People buying insecticide sprays to get rid of cockroaches are wasting money because the bugs have developed a resistance to the key ingredients, prompting calls for U.S. regulators to tighten product testing rules.
There are about 30 species of cockroaches living around humans, but the German cockroach (German cockroachPyrethroid insecticides (Pyrethroid parasites), a common pest worldwide, are the pest most likely to invade buildings. Previous studies have demonstrated that this pest has developed widespread resistance to pyrethroid insecticides, which are commonly found in consumer products.
Now, Jonalyn Gordon and colleagues at the University of Florida have found that while the consumer spray continues to work effectively against lab-derived German cockroaches bred from strains not exposed to insecticides, it’s ineffective against insects taken from real-world infestations.
The products are designed to be sprayed on surfaces to kill insects that walk across them, but in the team’s tests, the coated surfaces killed fewer than 20 percent of the cockroaches they collected after 20 minutes of exposure. “Spraying these products directly in a closed container did not result in a 100 percent kill rate,” Gordon says.

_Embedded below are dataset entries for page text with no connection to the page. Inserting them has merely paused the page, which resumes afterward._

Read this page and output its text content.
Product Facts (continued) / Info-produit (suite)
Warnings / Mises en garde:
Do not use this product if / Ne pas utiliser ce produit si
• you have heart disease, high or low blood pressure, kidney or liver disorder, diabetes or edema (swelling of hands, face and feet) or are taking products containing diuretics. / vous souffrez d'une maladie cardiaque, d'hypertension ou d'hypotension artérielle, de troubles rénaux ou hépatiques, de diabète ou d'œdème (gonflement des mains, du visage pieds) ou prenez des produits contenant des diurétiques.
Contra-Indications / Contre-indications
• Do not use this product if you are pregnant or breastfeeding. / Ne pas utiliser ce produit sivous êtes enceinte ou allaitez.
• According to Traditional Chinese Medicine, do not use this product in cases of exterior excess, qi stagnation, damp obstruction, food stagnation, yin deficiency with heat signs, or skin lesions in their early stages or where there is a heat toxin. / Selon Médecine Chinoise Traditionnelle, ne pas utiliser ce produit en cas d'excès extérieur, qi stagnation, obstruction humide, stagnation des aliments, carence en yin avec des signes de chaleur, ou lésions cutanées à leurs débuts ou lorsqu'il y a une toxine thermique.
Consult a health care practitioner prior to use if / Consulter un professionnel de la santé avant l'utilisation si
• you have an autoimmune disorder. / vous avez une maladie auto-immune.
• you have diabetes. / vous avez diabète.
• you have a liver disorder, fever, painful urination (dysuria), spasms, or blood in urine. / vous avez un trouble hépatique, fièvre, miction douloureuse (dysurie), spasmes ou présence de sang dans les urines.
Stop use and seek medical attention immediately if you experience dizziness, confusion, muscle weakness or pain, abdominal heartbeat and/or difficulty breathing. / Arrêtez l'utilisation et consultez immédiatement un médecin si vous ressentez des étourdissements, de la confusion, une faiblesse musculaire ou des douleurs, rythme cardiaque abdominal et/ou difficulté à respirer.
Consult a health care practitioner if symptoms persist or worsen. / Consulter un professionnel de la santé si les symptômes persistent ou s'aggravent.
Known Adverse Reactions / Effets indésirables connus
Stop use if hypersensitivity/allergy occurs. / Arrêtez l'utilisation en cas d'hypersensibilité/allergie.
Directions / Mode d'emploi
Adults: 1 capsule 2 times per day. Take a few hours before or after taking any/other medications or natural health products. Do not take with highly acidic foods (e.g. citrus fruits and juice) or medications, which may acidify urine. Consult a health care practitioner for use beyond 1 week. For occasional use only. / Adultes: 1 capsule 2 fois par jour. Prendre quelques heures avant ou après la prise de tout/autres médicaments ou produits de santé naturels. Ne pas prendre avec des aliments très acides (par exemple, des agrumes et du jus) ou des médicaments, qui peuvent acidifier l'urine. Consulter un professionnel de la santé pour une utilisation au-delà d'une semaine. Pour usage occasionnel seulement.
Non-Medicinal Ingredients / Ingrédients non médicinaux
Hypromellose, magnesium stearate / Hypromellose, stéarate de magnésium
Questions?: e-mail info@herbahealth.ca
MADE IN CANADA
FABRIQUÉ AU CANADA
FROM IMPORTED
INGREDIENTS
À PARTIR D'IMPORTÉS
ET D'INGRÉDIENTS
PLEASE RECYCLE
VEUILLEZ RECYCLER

When cockroaches were allowed to remain on treated surfaces, most products took between 8 and 24 hours to kill them. Previous studies have shown that these insects avoid remaining on pyrethroid-treated surfaces, so this is unlikely to actually happen.
Pest-control products sold in the United States are regulated by the Environmental Protection Agency and manufacturers must prove they are 90 percent effective, but field testing on insects is generally not required.
That needs to change, Gordon says, noting that any bedbug-control products sold in the US should be required to be tested on recently collected specimens. “If that were to happen for cockroach control, I think it would raise the bar for cockroach-control products and ensure that the products on the shelves are providing the control people reasonably expect,” Gordon says.
In the meantime, cockroach repellents are probably the most effective consumer product for controlling pests, with the added benefit of minimizing human exposure to pesticides, Gordon says. Home measures like eliminating food and water sources the pests use and cleaning up clutter can also help. Professional pest control using non-pyrethroid insecticides is also recommended.